À travers sa rétine, j’aperçois mon reflet, un reflet que j’admire alors qu’il y a soixante quinze ans, je le détestais. 

— Raconte-moi toute ta vie d’avant, peu importe le temps que ça prendra. Avant que je meurs, si possible, se rectifie-t-elle avec maladresse. 

Elle garde néanmoins le sourire, comme si d’un certain côté elle n’attendait que ça. Cette pensée me fend le cœur à un point inimaginable. C’est vrai, je la regarde toujours avec cette petite once de pitié, parce que c’est ce que font les vampires lorsqu’ils reluquent des humains. 

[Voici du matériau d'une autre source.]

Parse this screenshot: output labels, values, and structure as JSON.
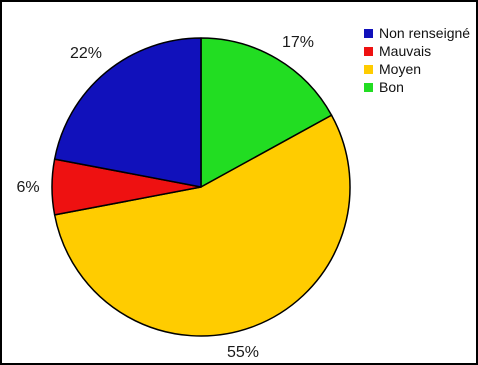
{
  "chart_data": {
    "type": "pie",
    "title": "",
    "slices": [
      {
        "label": "Bon",
        "value": 17,
        "display": "17%",
        "color": "#22dd22"
      },
      {
        "label": "Moyen",
        "value": 55,
        "display": "55%",
        "color": "#ffcc00"
      },
      {
        "label": "Mauvais",
        "value": 6,
        "display": "6%",
        "color": "#ee1111"
      },
      {
        "label": "Non renseigné",
        "value": 22,
        "display": "22%",
        "color": "#1111bb"
      }
    ],
    "start": "12 o'clock",
    "direction": "clockwise",
    "legend": {
      "position": "top-right",
      "items": [
        {
          "label": "Non renseigné",
          "color": "#1111bb"
        },
        {
          "label": "Mauvais",
          "color": "#ee1111"
        },
        {
          "label": "Moyen",
          "color": "#ffcc00"
        },
        {
          "label": "Bon",
          "color": "#22dd22"
        }
      ]
    }
  }
}
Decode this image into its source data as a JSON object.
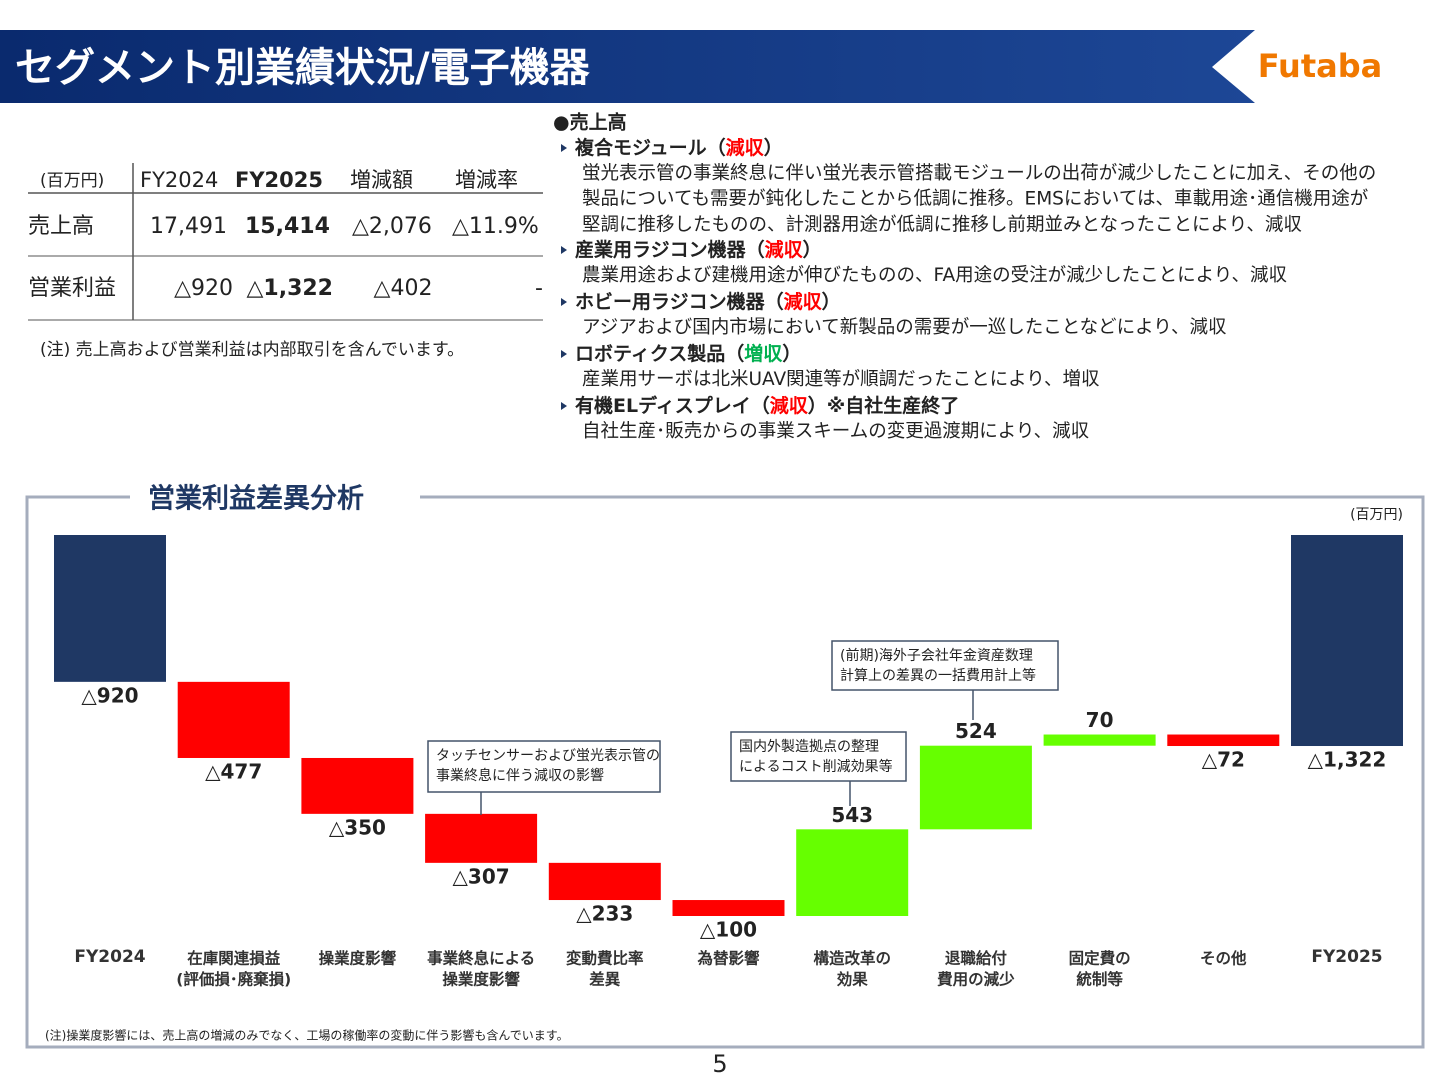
{
  "header": {
    "title": "セグメント別業績状況/電子機器",
    "logo": "Futaba"
  },
  "table": {
    "header": [
      "(百万円)",
      "FY2024",
      "FY2025",
      "増減額",
      "増減率"
    ],
    "rows": [
      [
        "売上高",
        "17,491",
        "15,414",
        "△2,076",
        "△11.9%"
      ],
      [
        "営業利益",
        "△920",
        "△1,322",
        "△402",
        "-"
      ]
    ],
    "note": "(注) 売上高および営業利益は内部取引を含んでいます。"
  },
  "sales": {
    "heading": "●売上高",
    "items": [
      {
        "title": [
          {
            "text": "複合モジュール（"
          },
          {
            "text": "減収",
            "color": "#ff0000"
          },
          {
            "text": "）"
          }
        ],
        "lines": [
          "蛍光表示管の事業終息に伴い蛍光表示管搭載モジュールの出荷が減少したことに加え、その他の",
          "製品についても需要が鈍化したことから低調に推移。EMSにおいては、車載用途･通信機用途が",
          "堅調に推移したものの、計測器用途が低調に推移し前期並みとなったことにより、減収"
        ]
      },
      {
        "title": [
          {
            "text": "産業用ラジコン機器（"
          },
          {
            "text": "減収",
            "color": "#ff0000"
          },
          {
            "text": "）"
          }
        ],
        "lines": [
          "農業用途および建機用途が伸びたものの、FA用途の受注が減少したことにより、減収"
        ]
      },
      {
        "title": [
          {
            "text": "ホビー用ラジコン機器（"
          },
          {
            "text": "減収",
            "color": "#ff0000"
          },
          {
            "text": "）"
          }
        ],
        "lines": [
          "アジアおよび国内市場において新製品の需要が一巡したことなどにより、減収"
        ]
      },
      {
        "title": [
          {
            "text": "ロボティクス製品（"
          },
          {
            "text": "増収",
            "color": "#00b050"
          },
          {
            "text": "）"
          }
        ],
        "lines": [
          "産業用サーボは北米UAV関連等が順調だったことにより、増収"
        ]
      },
      {
        "title": [
          {
            "text": "有機ELディスプレイ（"
          },
          {
            "text": "減収",
            "color": "#ff0000"
          },
          {
            "text": "）※自社生産終了"
          }
        ],
        "lines": [
          "自社生産･販売からの事業スキームの変更過渡期により、減収"
        ]
      }
    ]
  },
  "chart_data": {
    "type": "waterfall",
    "title": "営業利益差異分析",
    "unit": "(百万円)",
    "categories": [
      [
        "FY2024"
      ],
      [
        "在庫関連損益",
        "(評価損･廃棄損)"
      ],
      [
        "操業度影響"
      ],
      [
        "事業終息による",
        "操業度影響"
      ],
      [
        "変動費比率",
        "差異"
      ],
      [
        "為替影響"
      ],
      [
        "構造改革の",
        "効果"
      ],
      [
        "退職給付",
        "費用の減少"
      ],
      [
        "固定費の",
        "統制等"
      ],
      [
        "その他"
      ],
      [
        "FY2025"
      ]
    ],
    "values": [
      -920,
      -477,
      -350,
      -307,
      -233,
      -100,
      543,
      524,
      70,
      -72,
      -1322
    ],
    "value_labels": [
      "△920",
      "△477",
      "△350",
      "△307",
      "△233",
      "△100",
      "543",
      "524",
      "70",
      "△72",
      "△1,322"
    ],
    "is_total": [
      true,
      false,
      false,
      false,
      false,
      false,
      false,
      false,
      false,
      false,
      true
    ],
    "colors": {
      "total": "#1f3864",
      "decrease": "#ff0000",
      "increase": "#66ff00"
    },
    "annotations": [
      {
        "lines": [
          "タッチセンサーおよび蛍光表示管の",
          "事業終息に伴う減収の影響"
        ]
      },
      {
        "lines": [
          "国内外製造拠点の整理",
          "によるコスト削減効果等"
        ]
      },
      {
        "lines": [
          "(前期)海外子会社年金資産数理",
          "計算上の差異の一括費用計上等"
        ]
      }
    ],
    "note": "(注)操業度影響には、売上高の増減のみでなく、工場の稼働率の変動に伴う影響も含んでいます。"
  },
  "page_number": "5"
}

— Trop de choses à dire, tu t’ennuierais. 

— Bien sûr que non ! 

Un rictus s’envole de ma gorge, conscient que mon excuse est totalement à chier. Évidemment qu’elle ne va pas s’ennuyer, on parle de la vie d’un vampire, là, pas d’un rouge-gorge. Je suis certain qu’elle saura être captivée par tout ce que je lui raconterais, mais pour cela il va me falloir être rusé. La petite étincelle qui luit dans ses yeux me fait sourire. Cette image d’elle restera à jamais dans mon esprit, celle de la fille qui sourit mais qui se languit de sa propre existence. 

— J’aimerais que tu connaisses Edgar autant que moi, dans ce cas. 

— Pourquoi ? me demande-t-elle, les sourcils froncés, un tantinet perplexe. 

— Parce que c’est ma condition, et elle est non négociable.
 
Elle semble toujours aussi peu convaincue de ma manière de procéder, mais je crois qu’Edgar a vraiment besoin d’une vie sociale, bien plus que moi, finalement. Depuis son arrivée au CBC, il n’a plus jamais eu de relation qui ne me concernent pas, qu'elle soit amicale ou sentimentale, d’ailleurs. Voir un autre visage que le mien lui fera le plus grand bien. 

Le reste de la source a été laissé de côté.